Submarine cables may be at risk from anchors, sharks, and foreign adversaries, but they are safe from solar storms.

Researchers at Google set out to understand the dangers of such storms as we enter Solar Cycle 25, a period of increased solar activity. They found that risk of large-scale cable damage from a solar storm is low.

Google has part- or fully-funded 22 submarine cables around the world, while the wider industry is responsible for 99 percent of intercontinental data traffic.

Should they be disrupted, the Internet as we know it would stop working.

With that in mind, Google was concerned about what would happen in a severe solar storm, like the 1859 Carrington Event, the strongest geomagnetic storm in recorded history that damaged telegraph networks at the time.

A more recent 1989 storm caused power outages across Eastern Canada.

Such storms distort the Earth’s magnetic field, generating electric fields that propagate through the conducting interior of the Earth. This can enter transmission lines through grounding points, inducing large voltage swings.

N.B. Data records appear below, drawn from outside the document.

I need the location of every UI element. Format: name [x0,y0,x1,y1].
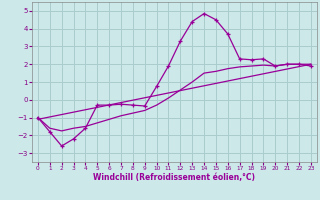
X-axis label: Windchill (Refroidissement éolien,°C): Windchill (Refroidissement éolien,°C) [93,173,255,182]
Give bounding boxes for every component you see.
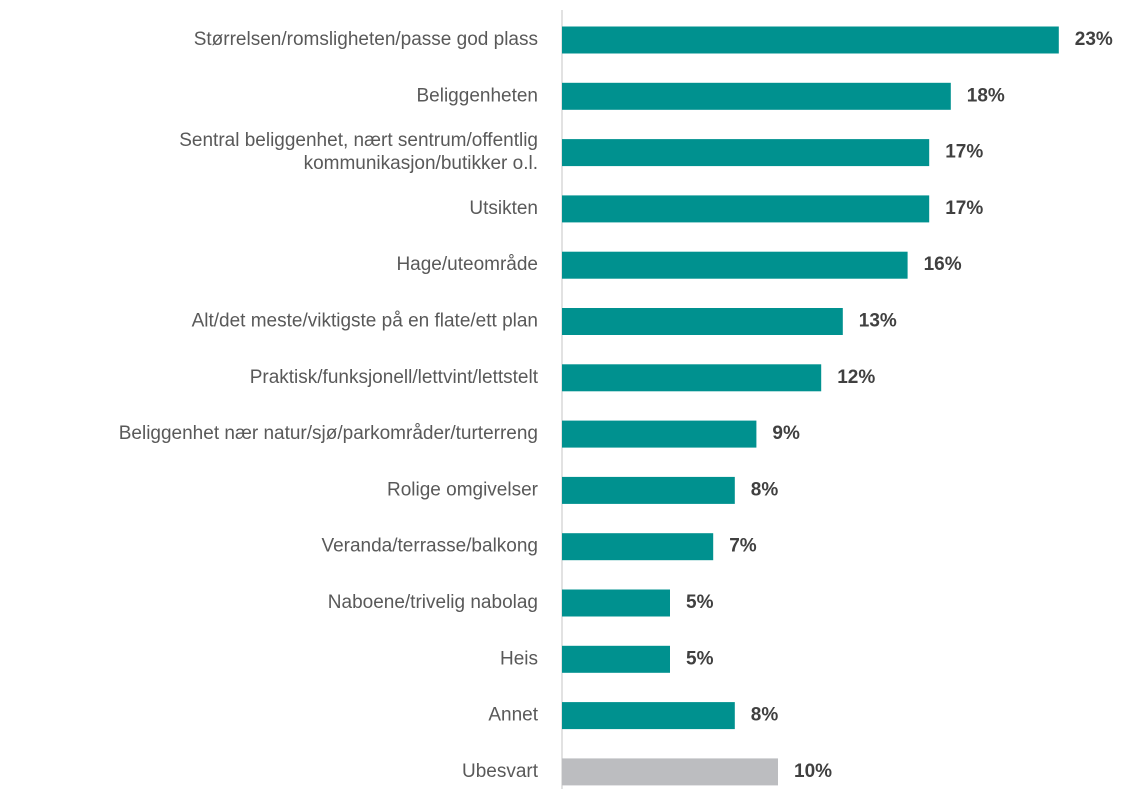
- value-label: 18%: [967, 85, 1005, 106]
- category-label: Rolige omgivelser: [387, 479, 539, 500]
- category-label: Hage/uteområde: [396, 254, 538, 275]
- value-label: 16%: [924, 254, 962, 275]
- bar: [562, 26, 1059, 54]
- category-label: Sentral beliggenhet, nært sentrum/offent…: [179, 130, 538, 174]
- category-label: Beliggenheten: [417, 85, 539, 106]
- category-label: Veranda/terrasse/balkong: [321, 536, 538, 557]
- value-label: 17%: [945, 198, 983, 219]
- value-label: 8%: [751, 705, 779, 726]
- value-label: 5%: [686, 648, 714, 669]
- bar: [562, 589, 670, 617]
- value-label: 10%: [794, 761, 832, 782]
- bar: [562, 251, 908, 279]
- category-label: Annet: [488, 705, 538, 726]
- value-label: 13%: [859, 311, 897, 332]
- bar: [562, 308, 843, 335]
- bar: [562, 476, 735, 504]
- value-label: 9%: [772, 423, 800, 444]
- bar: [562, 758, 778, 786]
- value-label: 23%: [1075, 29, 1113, 50]
- category-label: Praktisk/funksjonell/lettvint/lettstelt: [250, 367, 539, 388]
- bar: [562, 420, 757, 448]
- category-label: Utsikten: [469, 198, 538, 219]
- category-label: Alt/det meste/viktigste på en flate/ett …: [192, 311, 538, 332]
- value-label: 12%: [837, 367, 875, 388]
- bar: [562, 533, 714, 561]
- bar: [562, 82, 951, 110]
- category-label-line: Sentral beliggenhet, nært sentrum/offent…: [179, 130, 538, 151]
- category-label: Ubesvart: [462, 761, 539, 782]
- category-label: Beliggenhet nær natur/sjø/parkområder/tu…: [119, 423, 538, 444]
- value-label: 8%: [751, 479, 779, 500]
- bar: [562, 364, 822, 392]
- category-label: Naboene/trivelig nabolag: [328, 592, 538, 613]
- bar: [562, 139, 930, 167]
- value-label: 7%: [729, 536, 757, 557]
- bar: [562, 195, 930, 223]
- category-label: Heis: [500, 648, 538, 669]
- bar: [562, 702, 735, 730]
- value-label: 5%: [686, 592, 714, 613]
- category-label: Størrelsen/romsligheten/passe god plass: [194, 29, 538, 50]
- category-label-line: kommunikasjon/butikker o.l.: [304, 153, 538, 174]
- bar: [562, 645, 670, 673]
- value-label: 17%: [945, 142, 983, 163]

While such voltage swings would also be experienced by submarine cables, the impact is negligible, Google said.

Using data from smaller storms, as well as from one cable in 1989, they found that "an event like the 1859 Carrington Event would only result in a voltage increase of 800 Volts."

Submarine cables such as Google's are built with redundant power at each end of the cable line, allowing for them to "typically absorb fluctuations of up to 6,000 Volts."

Google plans to publish the study in a peer-reviewed scientific paper next year.